Exigir respeito

Ouvi a seguinte declaração há alguns dias: “Exijo que esse cliente me trate com respeito!”

Mas como exigir, se não controlamos o comportamento alheio?

Nesses casos você tem três opções (que estão sob seu controle):

1.Ignorar, e ser a pessoa educada que você gostaria que o outro fosse;

2.Tentar falar com essa pessoa e ver o que dá para ajustar;

3.Desistir. Terminar a relação.

O que não dá é esperar educação para só então ser educado também. Isso é esperar a consequência antes da causa.

Que tal usar uma pessoa assim para praticar virtudes e tornar-se um profissional melhor? É aquela história: o mar revolto é que forma o bom marinheiro.

Pássaro da vaidade

Fiz um curso de HTML em 1999. De um modo (hoje) arcaico, aprendi a criar sites.

E então peguei o e-mail de todas as empresas no site do provedor de São Miguel do Oeste. Assim descobri o spam.

Vários responderam. Fizemos (eu e um amigo) alguns trabalhos medíocres (a tecnologia e a vontade eram fracas). Mas lembro bem de um empresário que imaginava a imagem de um pássaro entrando voando no site dele.

Falei que aquilo não era possível com a tecnologia que tínhamos.
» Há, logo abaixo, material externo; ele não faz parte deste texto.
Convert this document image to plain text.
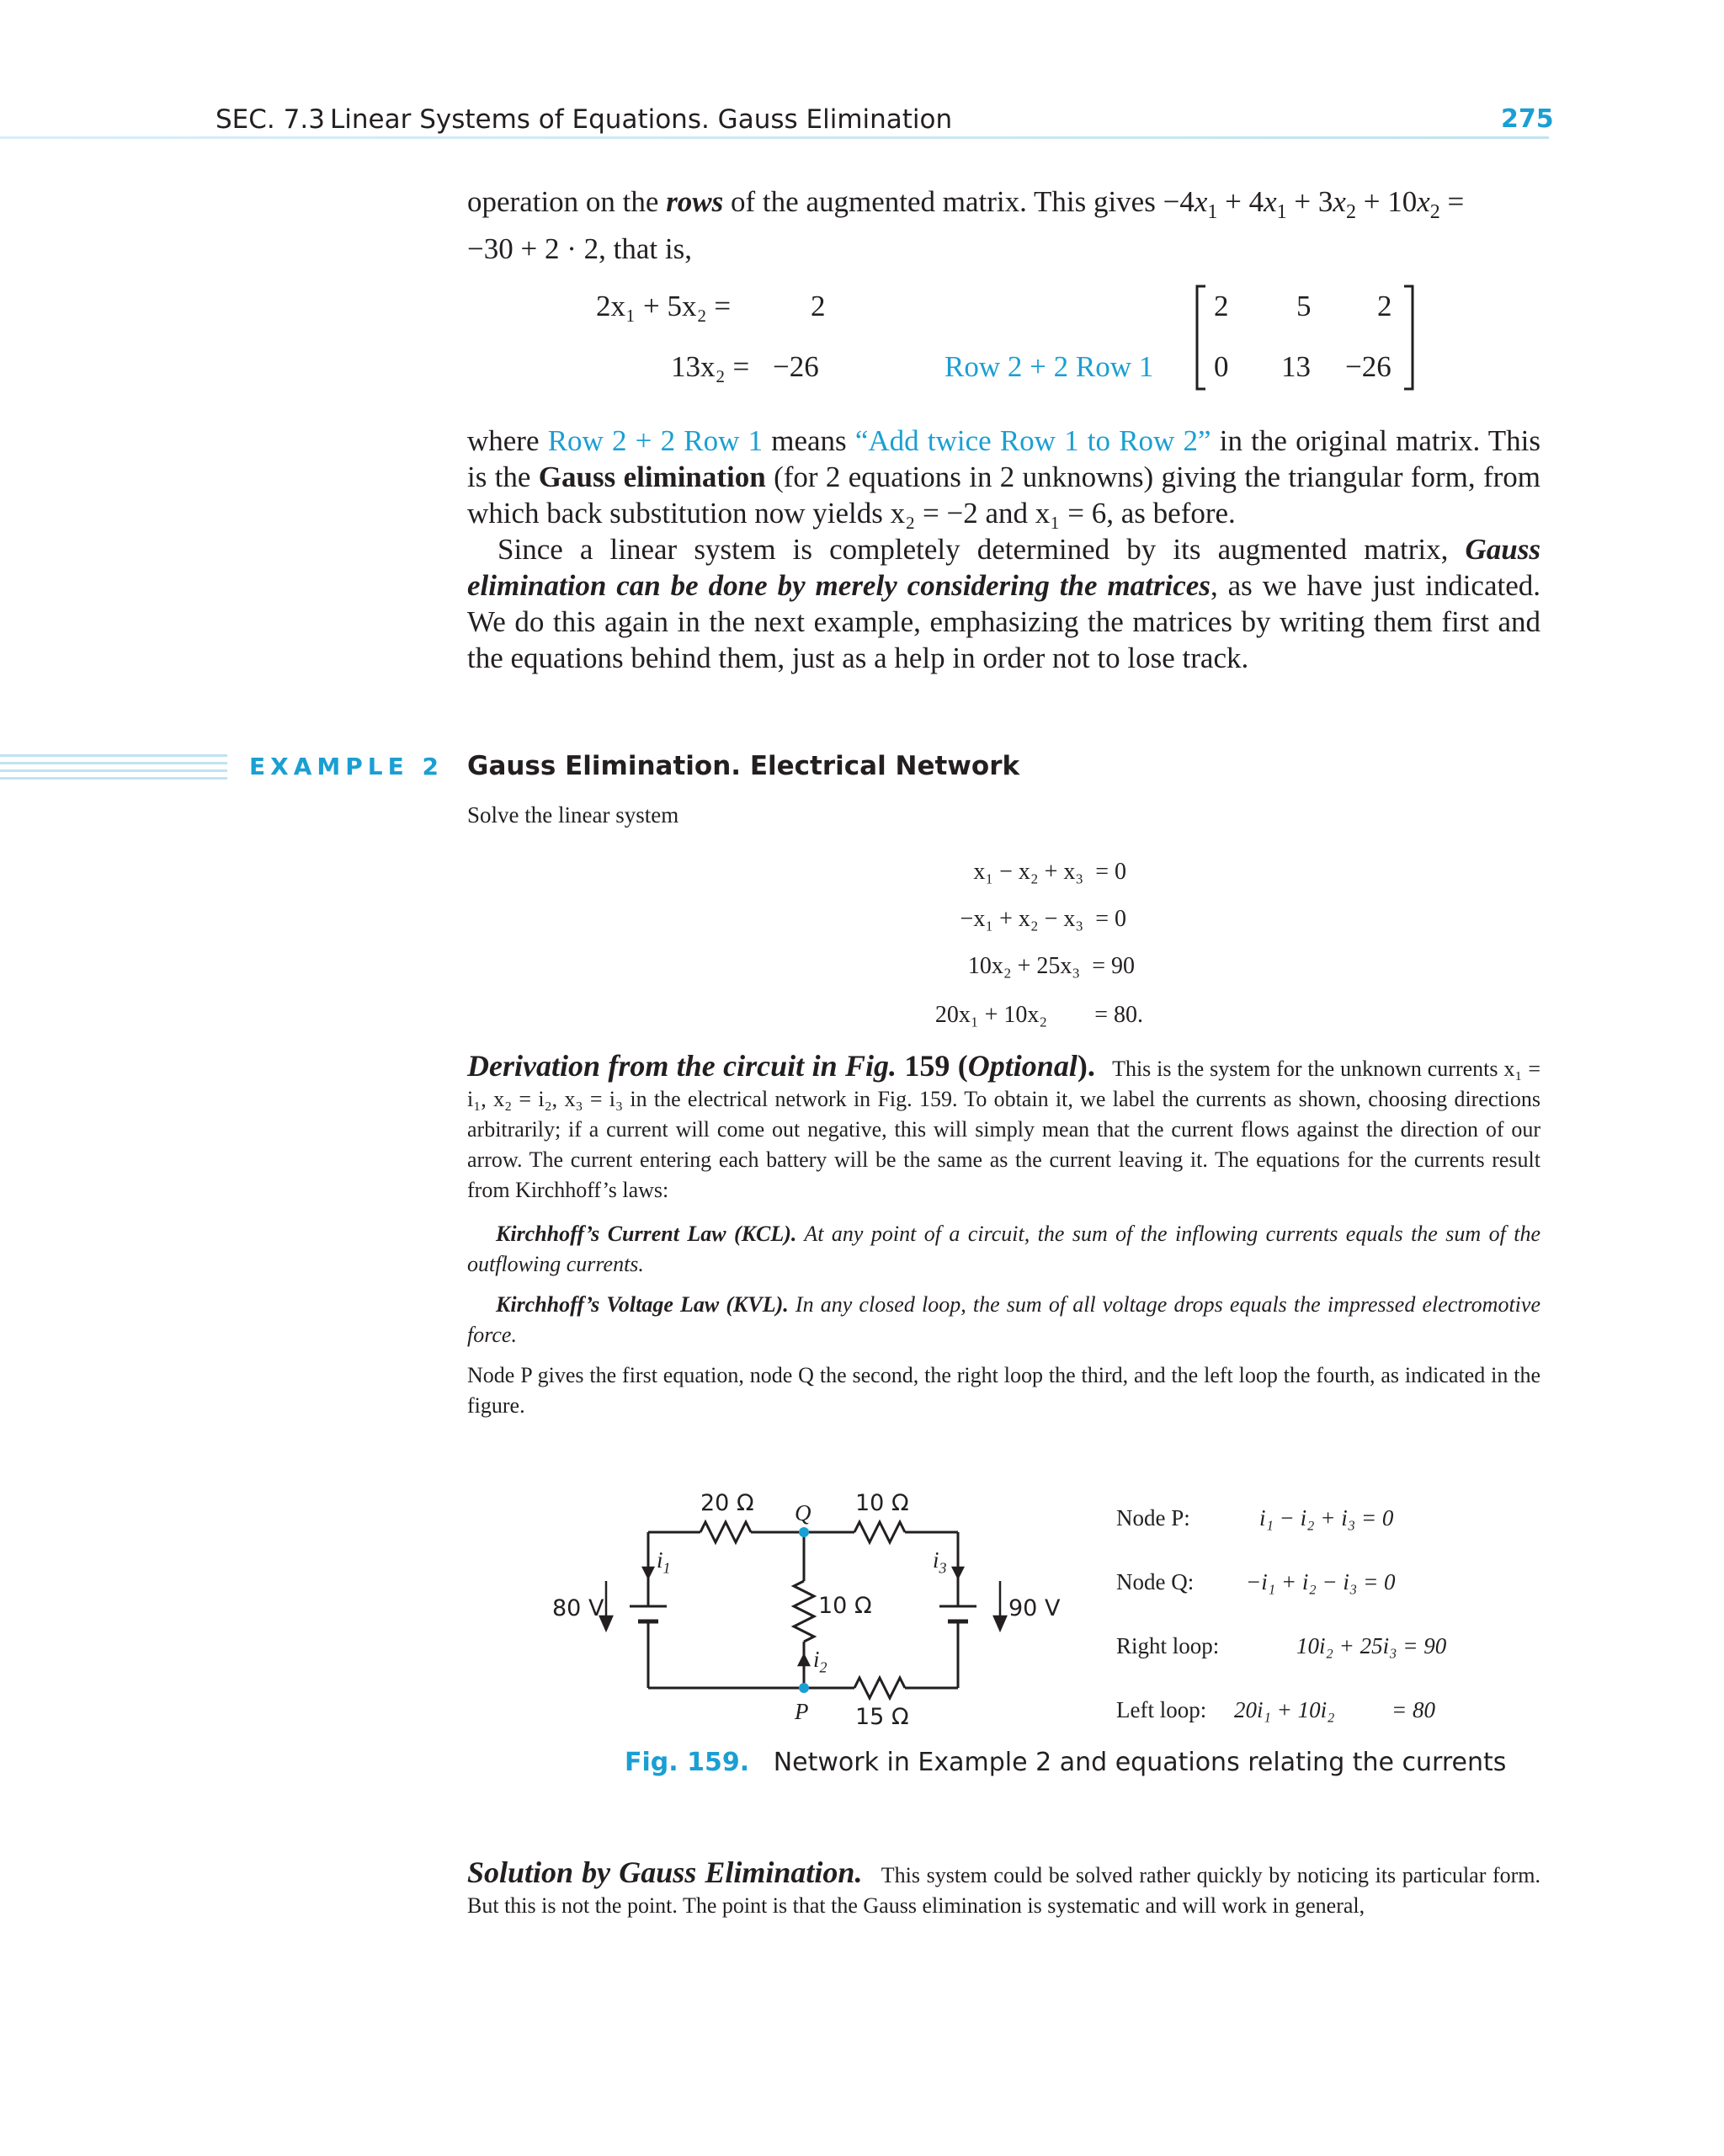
SEC. 7.3 Linear Systems of Equations. Gauss Elimination	275
operation on the rows of the augmented matrix. This gives $-4x_1 + 4x_1 + 3x_2 + 10x_2$ =
−30 + 2 · 2, that is,
2x₁ + 5x₂ =	2
13x₂ = −26	Row 2 + 2 Row 1
2 5 2
0 13 −26
where Row 2 + 2 Row 1 means “Add twice Row 1 to Row 2” in the original matrix. This is the Gauss elimination (for 2 equations in 2 unknowns) giving the triangular form, from which back substitution now yields x₂ = −2 and x₁ = 6, as before.
Since a linear system is completely determined by its augmented matrix, Gauss elimination can be done by merely considering the matrices, as we have just indicated. We do this again in the next example, emphasizing the matrices by writing them first and the equations behind them, just as a help in order not to lose track.
EXAMPLE 2 Gauss Elimination. Electrical Network
Solve the linear system
x₁ − x₂ + x₃ = 0
−x₁ + x₂ − x₃ = 0
10x₂ + 25x₃ = 90
20x₁ + 10x₂ = 80.
Derivation from the circuit in Fig. 159 (Optional). This is the system for the unknown currents x₁ = i₁, x₂ = i₂, x₃ = i₃ in the electrical network in Fig. 159. To obtain it, we label the currents as shown, choosing directions arbitrarily; if a current will come out negative, this will simply mean that the current flows against the direction of our arrow. The current entering each battery will be the same as the current leaving it. The equations for the currents result from Kirchhoff’s laws:
Kirchhoff’s Current Law (KCL). At any point of a circuit, the sum of the inflowing currents equals the sum of the outflowing currents.
Kirchhoff’s Voltage Law (KVL). In any closed loop, the sum of all voltage drops equals the impressed electromotive force.
Node P gives the first equation, node Q the second, the right loop the third, and the left loop the fourth, as indicated in the figure.
20 Ω	10 Ω
Q
10 Ω
15 Ω
P
80 V	90 V
$i_1$	$i_3$
$i_2$
Node P:	i₁ − i₂ + i₃ = 0
Node Q: −i₁ + i₂ − i₃ = 0
Right loop:	10i₂ + 25i₃ = 90
Left loop: 20i₁ + 10i₂          = 80
Fig. 159. Network in Example 2 and equations relating the currents
Solution by Gauss Elimination. This system could be solved rather quickly by noticing its particular form. But this is not the point. The point is that the Gauss elimination is systematic and will work in general,
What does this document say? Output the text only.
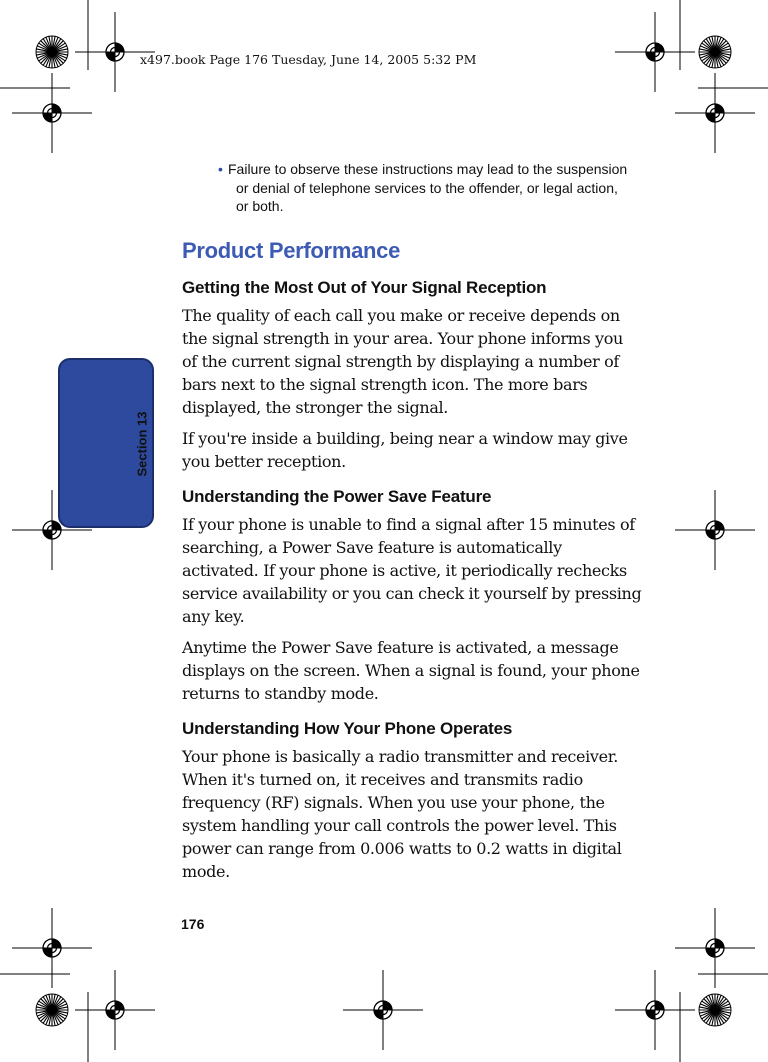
x497.book Page 176 Tuesday, June 14, 2005 5:32 PM
Section 13
• Failure to observe these instructions may lead to the suspension or denial of telephone services to the offender, or legal action, or both.
Product Performance
Getting the Most Out of Your Signal Reception

The quality of each call you make or receive depends on the signal strength in your area. Your phone informs you of the current signal strength by displaying a number of bars next to the signal strength icon. The more bars displayed, the stronger the signal.

If you're inside a building, being near a window may give you better reception.

Understanding the Power Save Feature

If your phone is unable to find a signal after 15 minutes of searching, a Power Save feature is automatically activated. If your phone is active, it periodically rechecks service availability or you can check it yourself by pressing any key.

Anytime the Power Save feature is activated, a message displays on the screen. When a signal is found, your phone returns to standby mode.

Understanding How Your Phone Operates

Your phone is basically a radio transmitter and receiver. When it's turned on, it receives and transmits radio frequency (RF) signals. When you use your phone, the system handling your call controls the power level. This power can range from 0.006 watts to 0.2 watts in digital mode.

176
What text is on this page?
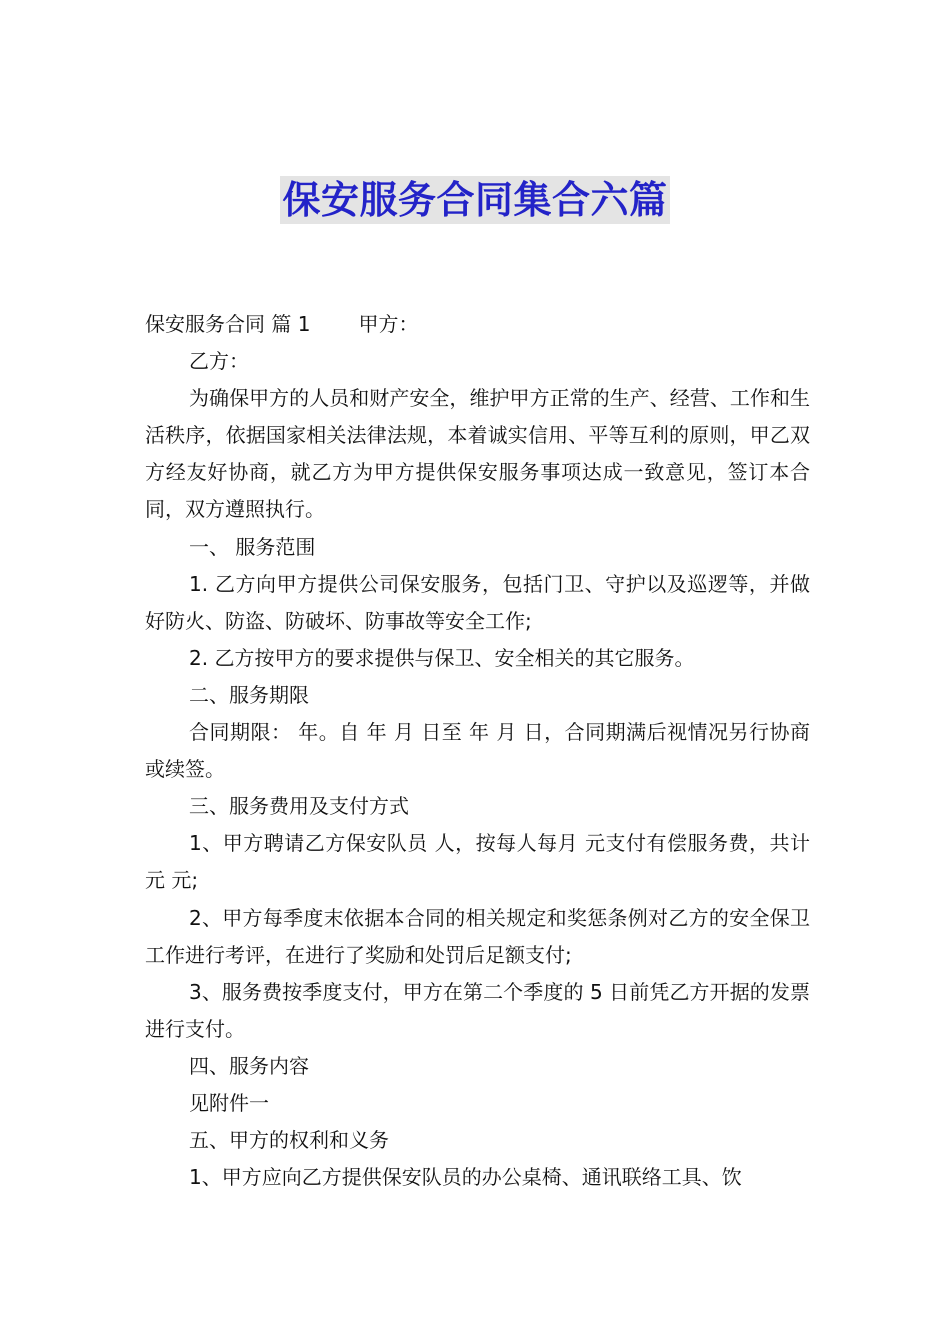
保安服务合同集合六篇

保安服务合同 篇 1 甲方：

乙方：

为确保甲方的人员和财产安全，维护甲方正常的生产、经营、工作和生活秩序，依据国家相关法律法规，本着诚实信用、平等互利的原则，甲乙双方经友好协商，就乙方为甲方提供保安服务事项达成一致意见，签订本合同，双方遵照执行。

一、 服务范围

1. 乙方向甲方提供公司保安服务，包括门卫、守护以及巡逻等，并做好防火、防盗、防破坏、防事故等安全工作;

2. 乙方按甲方的要求提供与保卫、安全相关的其它服务。

二、服务期限

合同期限： 年。自 年 月 日至 年 月 日，合同期满后视情况另行协商或续签。

三、服务费用及支付方式

1、甲方聘请乙方保安队员 人，按每人每月 元支付有偿服务费，共计 元 元;

2、甲方每季度末依据本合同的相关规定和奖惩条例对乙方的安全保卫工作进行考评，在进行了奖励和处罚后足额支付;

3、服务费按季度支付，甲方在第二个季度的 5 日前凭乙方开据的发票进行支付。

四、服务内容

见附件一

五、甲方的权利和义务

1、甲方应向乙方提供保安队员的办公桌椅、通讯联络工具、饮
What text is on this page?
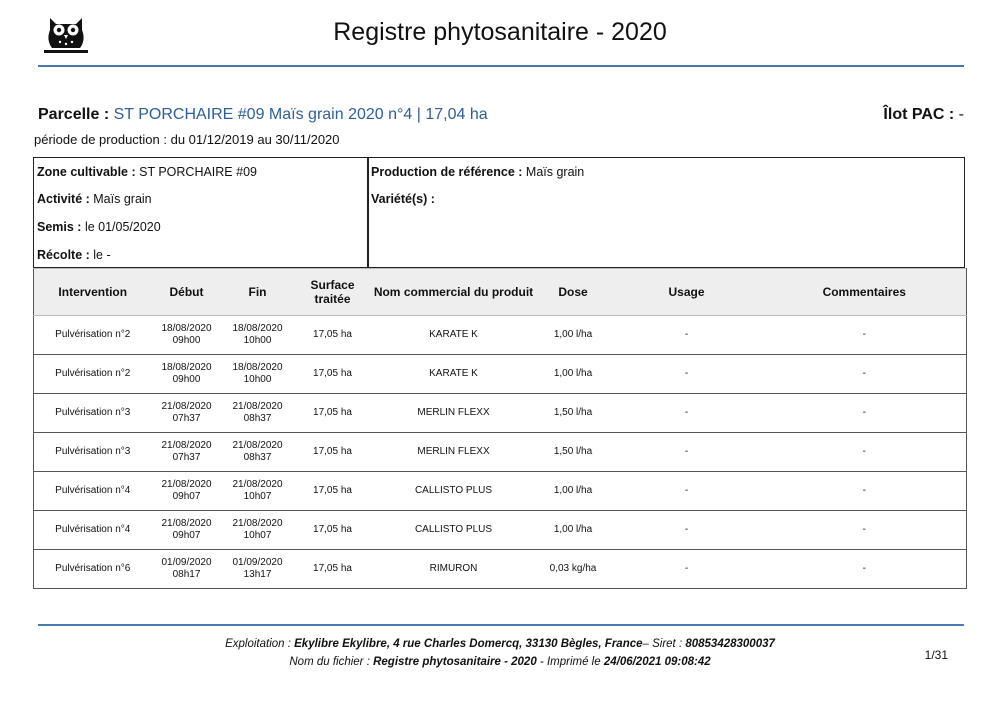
Registre phytosanitaire - 2020
Parcelle : ST PORCHAIRE #09 Maïs grain 2020 n°4 | 17,04 ha	Îlot PAC : -
période de production : du 01/12/2019 au 30/11/2020
Zone cultivable : ST PORCHAIRE #09
Activité : Maïs grain
Semis : le 01/05/2020
Récolte : le -
Production de référence : Maïs grain
Variété(s) :
Intervention	Début	Fin	Surface
traitée	Nom commercial du produit	Dose	Usage	Commentaires
Pulvérisation n°2	18/08/2020
09h00	18/08/2020
10h00	17,05 ha	KARATE K	1,00 l/ha	-	-
Pulvérisation n°2	18/08/2020
09h00	18/08/2020
10h00	17,05 ha	KARATE K	1,00 l/ha	-	-
Pulvérisation n°3	21/08/2020
07h37	21/08/2020
08h37	17,05 ha	MERLIN FLEXX	1,50 l/ha	-	-
Pulvérisation n°3	21/08/2020
07h37	21/08/2020
08h37	17,05 ha	MERLIN FLEXX	1,50 l/ha	-	-
Pulvérisation n°4	21/08/2020
09h07	21/08/2020
10h07	17,05 ha	CALLISTO PLUS	1,00 l/ha	-	-
Pulvérisation n°4	21/08/2020
09h07	21/08/2020
10h07	17,05 ha	CALLISTO PLUS	1,00 l/ha	-	-
Pulvérisation n°6	01/09/2020
08h17	01/09/2020
13h17	17,05 ha	RIMURON	0,03 kg/ha	-	-
Exploitation : Ekylibre Ekylibre, 4 rue Charles Domercq, 33130 Bègles, France– Siret : 80853428300037
Nom du fichier : Registre phytosanitaire - 2020 - Imprimé le 24/06/2021 09:08:42	1/31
E não deu negócio.

E assim, também em 1999 eu vi, pela primeira vez, como a vaidade do empresário pode ser prejudicial. Ele queria um site para poder se gabar, e não algo eficiente, com um propósito informativo ou comercial.

Como metáfora, continuamos desenhando passarinhos enquanto esquecemos de quem precisa da nossa ajuda.

Tempo e esforço

Ouvi uma provocação interessante nesse final de semana. Imagine a situação:

Uma pessoa que não conhece você acompanhou toda a sua semana. Você não sabia, mas ela estava te observando o tempo todo.

Pergunta: essa pessoa conseguiu identificar quais são as suas prioridades e os seus objetivos?

*

Já passou da hora de colocar tempo e esforço no que realmente importa.

“Eu só trabalho aqui”

Existe o funcionário que se comporta como sócio, e o que se comporta como… funcionário. “Eu só trabalho aqui.”

Sim, as empresas têm boa parte da culpa. Mas não controlamos as empresas. O que controlamos são as nossas ações.

E a primeira ação é essa mudança de postura: postura de sócio, mesmo ganhando mal e tendo poucas responsabilidades. As coisas mudam com a mudança de mentalidade.

E se não mudarem, você não estará amarrado. Sempre existem opções.

Moldados pelo que medimos

Na rodovia, o caminhoneiro fazia loucuras para chegar no horário.

Na cidade, no mesmo dia, o motoqueiro passava voando entre os carros.

Nos tornamos aquilo que medimos. Se a nossa medida é o tempo, vamos correr contra o relógio. Precisamos medir outras coisas. Precisamos criar outros incentivos.

Podemos ficar nesse exemplo das entregas: transformamos a logística em um negócio perigoso, insalubre. Talvez você tenha a sorte de não ter um trabalho orientado unicamente pelo prazo. Mas você faz parte dessa loucura, pois está andando na mesma pista dessa corrida.

Quer ver os motociclistas alucinados do globo da morte? Não é preciso ir ao circo. É só diminuir o prazo de entrega.

Gerar referências

Há alguns anos eu fazia uma palestra que mostrava, basicamente, por que os conselhos não funcionam.

E eu sugeria formas de aumentar as chances de um conselho ser ouvido. Basicamente eram duas:

1.Aos invés de dizer o que você acha que o outro deve fazer, é melhor questionar e fazer perguntas. Gerar reflexão.

2.Aos invés de dizer o que fazer, contar histórias. Dar exemplos, usar metáforas. Gerar identificação.

Se fosse hoje, eu acrescentaria mais uma: apresentar boas teorias. Explicar como elas funcionam, citar alguma aplicação prática. Gerar referências.

Até porque a autoridade é o principal fator de influência.